Monday, 6 April 2015

Speaking Actors Living in the Phone

A Hollywood actor who couldn't speak wouldn't get far. How soon before we say the same of mobile apps?

This article is a bit off-topic for this blog, but it's a bit of fun and the subject deserves more attention. Over the past 18 months the Google Text-to-Speech API has come a long way on the Android platform. I decided to take advantage of it in the Libanius quiz app. For example, when the app presents a quiz item, it should speak the prompt ("Clairvoyance" in the picture).

Libanius uses the actor model from Akka to coordinate its subsystems. To see how Android can be set up to use Akka actors, see this from Typesafe, or this from me. Assuming the Akka infrastructure is in place, a speaking actor can be created like this:

class Voice(implicit ctx: Context) extends Actor with TextToSpeech.OnInitListener {

  val tts = new TextToSpeech(ctx, this)

  override def receive = {
    case Speak(text: String, quizGroupKeyType: String) => // see next code snippet
    case _ => logError("Voice received an unknown command")

The Context of the Android activity is passed to the actor because the TextToSpeech class needs it for initialization. Speak is just a case class for the message that is sent to the actor. We have to implement what happens when that message is received.

The prompt could be in various different languages. The Google API supplies a different voice for each language, so we need to take advantage of this.

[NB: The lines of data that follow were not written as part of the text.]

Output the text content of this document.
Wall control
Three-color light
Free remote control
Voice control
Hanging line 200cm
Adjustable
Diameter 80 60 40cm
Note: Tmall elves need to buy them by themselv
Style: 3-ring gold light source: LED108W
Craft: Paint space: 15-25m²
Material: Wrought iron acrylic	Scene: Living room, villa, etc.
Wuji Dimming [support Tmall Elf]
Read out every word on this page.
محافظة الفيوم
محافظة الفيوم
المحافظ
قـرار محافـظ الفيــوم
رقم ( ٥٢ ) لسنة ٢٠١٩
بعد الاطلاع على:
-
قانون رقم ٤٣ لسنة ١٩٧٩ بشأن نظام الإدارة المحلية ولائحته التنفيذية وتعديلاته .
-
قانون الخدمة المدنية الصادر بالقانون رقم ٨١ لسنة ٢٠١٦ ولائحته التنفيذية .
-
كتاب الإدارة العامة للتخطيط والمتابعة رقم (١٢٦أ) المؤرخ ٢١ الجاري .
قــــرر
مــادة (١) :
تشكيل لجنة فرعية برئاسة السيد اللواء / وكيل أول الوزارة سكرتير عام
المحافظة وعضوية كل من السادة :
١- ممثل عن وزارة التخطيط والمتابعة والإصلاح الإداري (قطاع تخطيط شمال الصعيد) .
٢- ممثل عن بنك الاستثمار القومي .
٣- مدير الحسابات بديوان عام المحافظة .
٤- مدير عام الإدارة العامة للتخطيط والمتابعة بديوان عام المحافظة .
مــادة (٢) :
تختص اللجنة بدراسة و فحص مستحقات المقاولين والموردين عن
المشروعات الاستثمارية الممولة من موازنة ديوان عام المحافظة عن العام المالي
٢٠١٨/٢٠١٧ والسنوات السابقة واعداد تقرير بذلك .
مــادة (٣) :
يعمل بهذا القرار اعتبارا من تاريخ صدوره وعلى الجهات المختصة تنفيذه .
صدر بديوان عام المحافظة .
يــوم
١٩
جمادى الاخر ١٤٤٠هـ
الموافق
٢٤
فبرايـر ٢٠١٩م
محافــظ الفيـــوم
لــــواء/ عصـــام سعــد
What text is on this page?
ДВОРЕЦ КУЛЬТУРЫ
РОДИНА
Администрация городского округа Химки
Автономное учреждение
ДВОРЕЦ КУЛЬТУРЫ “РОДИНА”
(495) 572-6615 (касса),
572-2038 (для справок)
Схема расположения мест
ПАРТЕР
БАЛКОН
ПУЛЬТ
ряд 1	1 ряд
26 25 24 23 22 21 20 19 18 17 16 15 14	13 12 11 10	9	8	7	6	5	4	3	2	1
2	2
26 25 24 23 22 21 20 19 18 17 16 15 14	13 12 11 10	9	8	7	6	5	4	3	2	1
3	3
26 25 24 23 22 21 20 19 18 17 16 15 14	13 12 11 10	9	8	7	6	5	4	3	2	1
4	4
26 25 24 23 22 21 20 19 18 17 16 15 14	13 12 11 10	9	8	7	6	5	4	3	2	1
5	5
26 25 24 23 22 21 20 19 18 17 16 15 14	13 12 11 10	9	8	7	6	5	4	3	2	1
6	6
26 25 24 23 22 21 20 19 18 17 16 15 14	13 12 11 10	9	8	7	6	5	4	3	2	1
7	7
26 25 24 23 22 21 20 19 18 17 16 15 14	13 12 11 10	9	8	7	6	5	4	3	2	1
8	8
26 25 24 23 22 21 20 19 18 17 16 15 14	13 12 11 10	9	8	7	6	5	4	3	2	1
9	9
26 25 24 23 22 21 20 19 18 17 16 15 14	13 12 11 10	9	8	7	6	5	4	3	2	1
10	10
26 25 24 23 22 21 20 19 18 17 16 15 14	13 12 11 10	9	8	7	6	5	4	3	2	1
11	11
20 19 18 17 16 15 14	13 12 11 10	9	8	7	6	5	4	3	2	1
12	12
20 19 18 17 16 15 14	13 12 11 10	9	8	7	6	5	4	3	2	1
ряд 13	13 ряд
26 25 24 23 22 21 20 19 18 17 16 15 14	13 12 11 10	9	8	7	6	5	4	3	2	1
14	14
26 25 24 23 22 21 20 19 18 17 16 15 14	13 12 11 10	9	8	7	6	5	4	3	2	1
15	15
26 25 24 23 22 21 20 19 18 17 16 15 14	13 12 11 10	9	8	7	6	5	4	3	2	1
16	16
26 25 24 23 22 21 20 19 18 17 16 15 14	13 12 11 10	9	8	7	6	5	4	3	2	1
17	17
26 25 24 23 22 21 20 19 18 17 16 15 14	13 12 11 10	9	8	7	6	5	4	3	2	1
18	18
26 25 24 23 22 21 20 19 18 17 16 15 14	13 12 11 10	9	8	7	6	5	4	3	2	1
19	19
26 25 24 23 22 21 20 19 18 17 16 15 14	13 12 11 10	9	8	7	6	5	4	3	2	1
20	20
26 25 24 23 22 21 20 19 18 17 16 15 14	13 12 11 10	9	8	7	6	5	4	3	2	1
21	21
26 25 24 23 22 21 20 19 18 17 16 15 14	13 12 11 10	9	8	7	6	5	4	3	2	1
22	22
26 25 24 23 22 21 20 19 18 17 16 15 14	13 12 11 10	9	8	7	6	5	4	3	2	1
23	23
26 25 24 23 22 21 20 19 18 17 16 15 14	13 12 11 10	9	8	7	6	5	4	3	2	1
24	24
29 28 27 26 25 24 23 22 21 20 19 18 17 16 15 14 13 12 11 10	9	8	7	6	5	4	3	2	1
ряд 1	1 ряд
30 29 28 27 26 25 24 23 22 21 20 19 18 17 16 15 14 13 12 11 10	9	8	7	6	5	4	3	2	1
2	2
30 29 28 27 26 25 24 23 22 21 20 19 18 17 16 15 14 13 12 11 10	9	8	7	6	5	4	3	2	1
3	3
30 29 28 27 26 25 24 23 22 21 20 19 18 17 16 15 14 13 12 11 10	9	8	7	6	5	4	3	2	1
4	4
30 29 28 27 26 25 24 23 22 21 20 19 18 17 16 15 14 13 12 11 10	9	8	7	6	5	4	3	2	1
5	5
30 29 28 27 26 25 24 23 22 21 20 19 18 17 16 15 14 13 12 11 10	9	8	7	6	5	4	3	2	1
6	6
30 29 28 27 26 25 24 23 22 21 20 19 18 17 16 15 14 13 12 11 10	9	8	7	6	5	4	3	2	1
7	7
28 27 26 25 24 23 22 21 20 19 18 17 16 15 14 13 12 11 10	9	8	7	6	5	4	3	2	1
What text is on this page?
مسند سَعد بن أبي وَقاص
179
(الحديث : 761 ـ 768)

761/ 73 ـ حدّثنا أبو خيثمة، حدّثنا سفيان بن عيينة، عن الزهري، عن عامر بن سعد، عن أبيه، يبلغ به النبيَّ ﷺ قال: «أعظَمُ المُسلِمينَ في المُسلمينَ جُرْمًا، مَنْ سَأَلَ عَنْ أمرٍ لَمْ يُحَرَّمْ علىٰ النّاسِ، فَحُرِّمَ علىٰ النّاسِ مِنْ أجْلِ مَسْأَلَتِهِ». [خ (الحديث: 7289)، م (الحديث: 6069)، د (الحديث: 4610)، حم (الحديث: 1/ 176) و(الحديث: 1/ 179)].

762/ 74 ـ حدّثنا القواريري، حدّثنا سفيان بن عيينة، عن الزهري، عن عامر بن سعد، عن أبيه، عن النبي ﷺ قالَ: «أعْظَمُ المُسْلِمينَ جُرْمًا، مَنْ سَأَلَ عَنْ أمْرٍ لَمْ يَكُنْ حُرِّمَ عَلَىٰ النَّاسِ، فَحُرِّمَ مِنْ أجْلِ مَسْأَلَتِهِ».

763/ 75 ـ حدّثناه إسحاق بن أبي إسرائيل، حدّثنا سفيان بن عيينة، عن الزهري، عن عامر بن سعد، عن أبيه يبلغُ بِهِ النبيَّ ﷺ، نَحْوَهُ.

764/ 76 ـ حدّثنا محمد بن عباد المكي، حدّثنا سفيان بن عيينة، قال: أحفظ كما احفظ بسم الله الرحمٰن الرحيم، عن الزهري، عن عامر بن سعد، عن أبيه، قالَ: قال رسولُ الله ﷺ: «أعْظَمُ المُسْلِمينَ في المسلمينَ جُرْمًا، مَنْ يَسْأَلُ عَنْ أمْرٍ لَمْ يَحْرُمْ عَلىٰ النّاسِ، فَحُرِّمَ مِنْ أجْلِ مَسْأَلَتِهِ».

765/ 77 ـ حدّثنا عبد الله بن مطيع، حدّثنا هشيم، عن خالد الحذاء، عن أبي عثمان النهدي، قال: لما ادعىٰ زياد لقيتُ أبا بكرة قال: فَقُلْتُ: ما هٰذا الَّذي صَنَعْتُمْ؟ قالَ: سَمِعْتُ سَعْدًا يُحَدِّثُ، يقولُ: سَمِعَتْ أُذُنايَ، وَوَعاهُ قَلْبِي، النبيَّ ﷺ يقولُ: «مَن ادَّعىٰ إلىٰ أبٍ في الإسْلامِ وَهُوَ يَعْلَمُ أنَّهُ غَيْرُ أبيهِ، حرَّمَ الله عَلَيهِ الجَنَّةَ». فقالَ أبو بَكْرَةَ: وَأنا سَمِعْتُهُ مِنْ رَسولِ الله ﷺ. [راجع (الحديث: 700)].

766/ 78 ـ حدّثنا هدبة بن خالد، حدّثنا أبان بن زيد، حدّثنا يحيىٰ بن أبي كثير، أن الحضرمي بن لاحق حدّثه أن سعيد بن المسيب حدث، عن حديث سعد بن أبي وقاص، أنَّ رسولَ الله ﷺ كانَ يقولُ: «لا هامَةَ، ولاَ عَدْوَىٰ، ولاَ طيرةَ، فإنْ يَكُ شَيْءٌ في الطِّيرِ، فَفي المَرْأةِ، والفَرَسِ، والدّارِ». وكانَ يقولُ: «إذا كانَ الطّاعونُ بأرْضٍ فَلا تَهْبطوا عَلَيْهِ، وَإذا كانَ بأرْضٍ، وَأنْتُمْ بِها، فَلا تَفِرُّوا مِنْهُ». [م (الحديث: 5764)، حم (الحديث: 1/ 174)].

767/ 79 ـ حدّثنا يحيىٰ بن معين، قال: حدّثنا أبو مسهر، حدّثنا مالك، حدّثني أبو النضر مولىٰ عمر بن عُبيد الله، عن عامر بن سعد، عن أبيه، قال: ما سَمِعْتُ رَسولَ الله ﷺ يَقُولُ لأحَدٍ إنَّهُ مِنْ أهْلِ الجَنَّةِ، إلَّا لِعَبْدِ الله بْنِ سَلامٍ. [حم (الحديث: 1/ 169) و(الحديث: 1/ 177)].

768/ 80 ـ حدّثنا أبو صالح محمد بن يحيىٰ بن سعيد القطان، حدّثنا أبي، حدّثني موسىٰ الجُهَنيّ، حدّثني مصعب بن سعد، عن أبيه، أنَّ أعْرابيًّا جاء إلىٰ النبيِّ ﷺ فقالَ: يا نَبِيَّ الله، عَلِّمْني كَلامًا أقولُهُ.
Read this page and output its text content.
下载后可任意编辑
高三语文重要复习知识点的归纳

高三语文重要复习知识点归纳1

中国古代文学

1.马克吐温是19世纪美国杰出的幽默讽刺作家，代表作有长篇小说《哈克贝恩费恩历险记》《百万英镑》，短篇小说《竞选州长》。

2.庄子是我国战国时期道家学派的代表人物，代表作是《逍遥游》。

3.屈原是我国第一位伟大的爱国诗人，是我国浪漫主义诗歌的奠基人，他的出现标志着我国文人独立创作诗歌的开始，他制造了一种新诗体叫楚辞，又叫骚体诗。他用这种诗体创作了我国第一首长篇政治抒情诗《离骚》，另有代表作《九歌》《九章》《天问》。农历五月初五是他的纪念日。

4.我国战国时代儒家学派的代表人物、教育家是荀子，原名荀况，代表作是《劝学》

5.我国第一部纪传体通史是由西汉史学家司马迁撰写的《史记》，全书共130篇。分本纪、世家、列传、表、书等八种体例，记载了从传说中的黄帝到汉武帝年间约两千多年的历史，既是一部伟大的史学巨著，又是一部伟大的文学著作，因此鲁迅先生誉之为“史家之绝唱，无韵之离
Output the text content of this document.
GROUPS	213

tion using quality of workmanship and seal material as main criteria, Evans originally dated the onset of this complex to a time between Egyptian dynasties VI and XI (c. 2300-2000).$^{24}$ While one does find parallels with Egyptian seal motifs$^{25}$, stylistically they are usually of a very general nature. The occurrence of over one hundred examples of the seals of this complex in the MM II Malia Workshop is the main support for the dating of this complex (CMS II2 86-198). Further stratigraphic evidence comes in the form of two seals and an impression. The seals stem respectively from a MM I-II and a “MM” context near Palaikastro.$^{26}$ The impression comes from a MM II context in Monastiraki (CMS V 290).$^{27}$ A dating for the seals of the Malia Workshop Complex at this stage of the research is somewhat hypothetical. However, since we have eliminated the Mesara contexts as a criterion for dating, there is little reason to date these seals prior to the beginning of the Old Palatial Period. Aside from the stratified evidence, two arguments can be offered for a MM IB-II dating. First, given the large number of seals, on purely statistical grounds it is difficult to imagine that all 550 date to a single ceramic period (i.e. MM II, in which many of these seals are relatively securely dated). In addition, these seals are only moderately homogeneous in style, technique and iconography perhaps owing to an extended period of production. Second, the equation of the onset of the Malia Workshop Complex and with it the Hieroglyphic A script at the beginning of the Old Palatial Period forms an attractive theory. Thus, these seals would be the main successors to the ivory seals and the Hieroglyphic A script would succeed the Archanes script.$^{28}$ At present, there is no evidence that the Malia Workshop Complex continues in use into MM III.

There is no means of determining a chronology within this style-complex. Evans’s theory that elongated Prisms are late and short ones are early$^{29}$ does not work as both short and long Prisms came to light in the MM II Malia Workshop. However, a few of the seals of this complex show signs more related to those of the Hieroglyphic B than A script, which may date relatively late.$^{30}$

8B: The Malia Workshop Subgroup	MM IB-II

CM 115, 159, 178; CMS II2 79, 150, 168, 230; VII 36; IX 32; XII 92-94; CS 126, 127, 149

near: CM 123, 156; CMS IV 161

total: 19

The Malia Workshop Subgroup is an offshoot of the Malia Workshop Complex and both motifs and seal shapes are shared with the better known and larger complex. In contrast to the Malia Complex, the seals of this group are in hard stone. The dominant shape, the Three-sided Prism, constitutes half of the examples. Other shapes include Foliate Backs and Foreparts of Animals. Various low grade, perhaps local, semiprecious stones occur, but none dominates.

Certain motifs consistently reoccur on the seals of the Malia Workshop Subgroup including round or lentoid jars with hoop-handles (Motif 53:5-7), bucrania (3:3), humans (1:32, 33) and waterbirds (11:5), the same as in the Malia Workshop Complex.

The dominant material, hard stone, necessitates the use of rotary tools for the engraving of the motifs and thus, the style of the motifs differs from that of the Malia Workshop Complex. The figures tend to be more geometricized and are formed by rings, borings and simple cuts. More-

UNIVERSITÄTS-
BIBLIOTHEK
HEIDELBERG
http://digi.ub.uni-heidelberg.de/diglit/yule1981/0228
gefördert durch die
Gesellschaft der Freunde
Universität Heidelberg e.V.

  case Speak(text: String, quizGroupKeyType: String) =>
    KnownQuizGroups.getLocale(quizGroupKeyType).foreach(speak(text, _))

KnownQuizGroups is a simple map of Libanius quiz group types (e.g. "Spanish") to locales
recognized by TextToSpeech.

The speak method finally uses the TextToSpeech API to set the voice according to the given locale, and actually speak the text. It works fine whether the text is a word or a full sentence.

def speak(text: String, locale: Locale) {
  tts.speak(text, TextToSpeech.QUEUE_FLUSH, null)

private[this] def setSpeechLanguage(locale: Locale): Unit = {
  val result: Int = tts.setLanguage(locale)
  if (result == TextToSpeech.LANG_MISSING_DATA || result == TextToSpeech.LANG_NOT_SUPPORTED)
    logError("Language is not available.")

Also we must remember in the Speak code to reset the language after the message is spoken.


While we're adding sound to the Libanius quiz, how about a ping sound for a correct answer, and a buzz sound for a wrong answer? This is a job for another actor: SoundPlayer. The guts of it look like this:

class SoundPlayer(implicit ctx: Context) extends Actor {

  val audioManager: AudioManager =
  val soundPool: SoundPool = new SoundPool(10, AudioManager.STREAM_MUSIC, 0)
  var soundPoolMap = Map[SoundSample, Int]()

  override def receive = {
    case Load() => 
    case Play(soundSample: SoundSample) =>
      val curVolume = audioManager.getStreamVolume(AudioManager.STREAM_MUSIC), curVolume, curVolume, 1,  0, 1f)
    case _ =>
      logError("SoundPlayer received an unknown command")

There is more complete code on Github. This is all for the Android platform, but of course you can also use Akka actors for sound on other platforms like the Mac: see Alvin Alexander's Wikipedia Reader page for some sample code. Have fun!